The fibronectin ED-A domain enhances recruitment of latent TGF-ß-binding protein-1 to the fibroblast matrix.

Dysregulated secretion and extracellular activation of TGF-ß1 stimulates myofibroblasts to accumulate disordered and stiff extracellular matrix (ECM) leading to fibrosis. Fibronectin immobilizes latent TGF-ß-binding protein-1 (LTBP-1) and thus stores TGF-ß1 in the ECM. Because the ED-A fibronectin splice variant is prominently expressed during fibrosis and supports myofibroblast activation, we investigated whether ED-A promotes LTBP-1-fibronectin interactions.
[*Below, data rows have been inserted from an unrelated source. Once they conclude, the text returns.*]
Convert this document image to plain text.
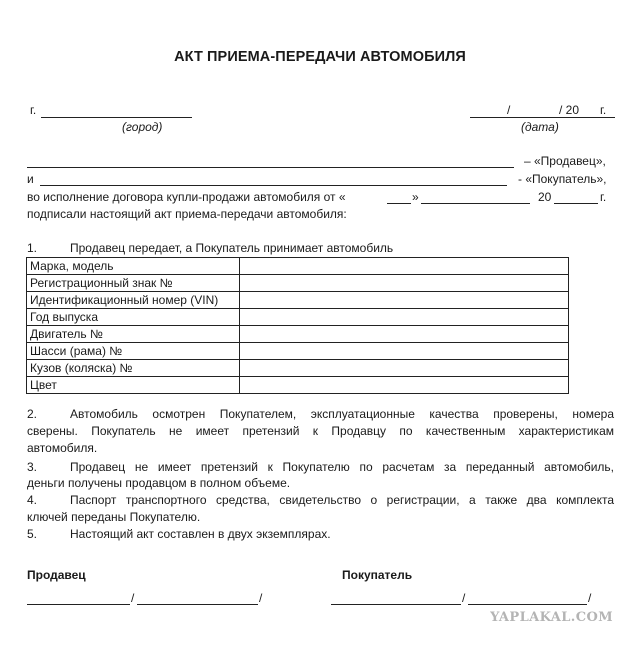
АКТ ПРИЕМА-ПЕРЕДАЧИ АВТОМОБИЛЯ
г.
(город)
/	/ 20 г.
(дата)
– «Продавец»,
и	- «Покупатель»,
во исполнение договора купли-продажи автомобиля от «	»	20	г.
подписали настоящий акт приема-передачи автомобиля:
1.	Продавец передает, а Покупатель принимает автомобиль
Марка, модель	
Регистрационный знак №	
Идентификационный номер (VIN)	
Год выпуска	
Двигатель №	
Шасси (рама) №	
Кузов (коляска) №	
Цвет	
2.	Автомобиль осмотрен Покупателем, эксплуатационные качества проверены, номера
сверены. Покупатель не имеет претензий к Продавцу по качественным характеристикам
автомобиля.
3.	Продавец не имеет претензий к Покупателю по расчетам за переданный автомобиль,
деньги получены продавцом в полном объеме.
4.	Паспорт транспортного средства, свидетельство о регистрации, а также два комплекта
ключей переданы Покупателю.
5.	Настоящий акт составлен в двух экземплярах.
Продавец	Покупатель
/	/	/	/
YAPLAKAL.COM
Using stiffness-tuneable substrates for human dermal fibroblast cultures, we showed that high ECM stiffness promotes expression and colocalization of LTBP-1 and ED-A-containing fibronectin. When rescuing fibronectin-depleted fibroblasts with specific fibronectin splice variants, LTBP-1 bound more efficiently to ED-A-containing fibronectin than to ED-B-containing fibronectin and fibronectin lacking splice domains. Function blocking of the ED-A domain using antibodies and competitive peptides resulted in reduced LTBP-1 binding to ED-A-containing fibronectin, reduced LTBP-1 incorporation into the fibroblast ECM and reduced TGF-ß1 activation. Similar results were obtained by blocking the heparin-binding stretch FNIII12-13-14 (HepII), adjacent to the ED-A domain in fibronectin. Collectively, our results suggest that the ED-A domain enhances association of the latent TGF-ß1 by promoting weak direct binding to LTBP-1 and by enhancing heparin-mediated protein interactions through HepII in fibronectin.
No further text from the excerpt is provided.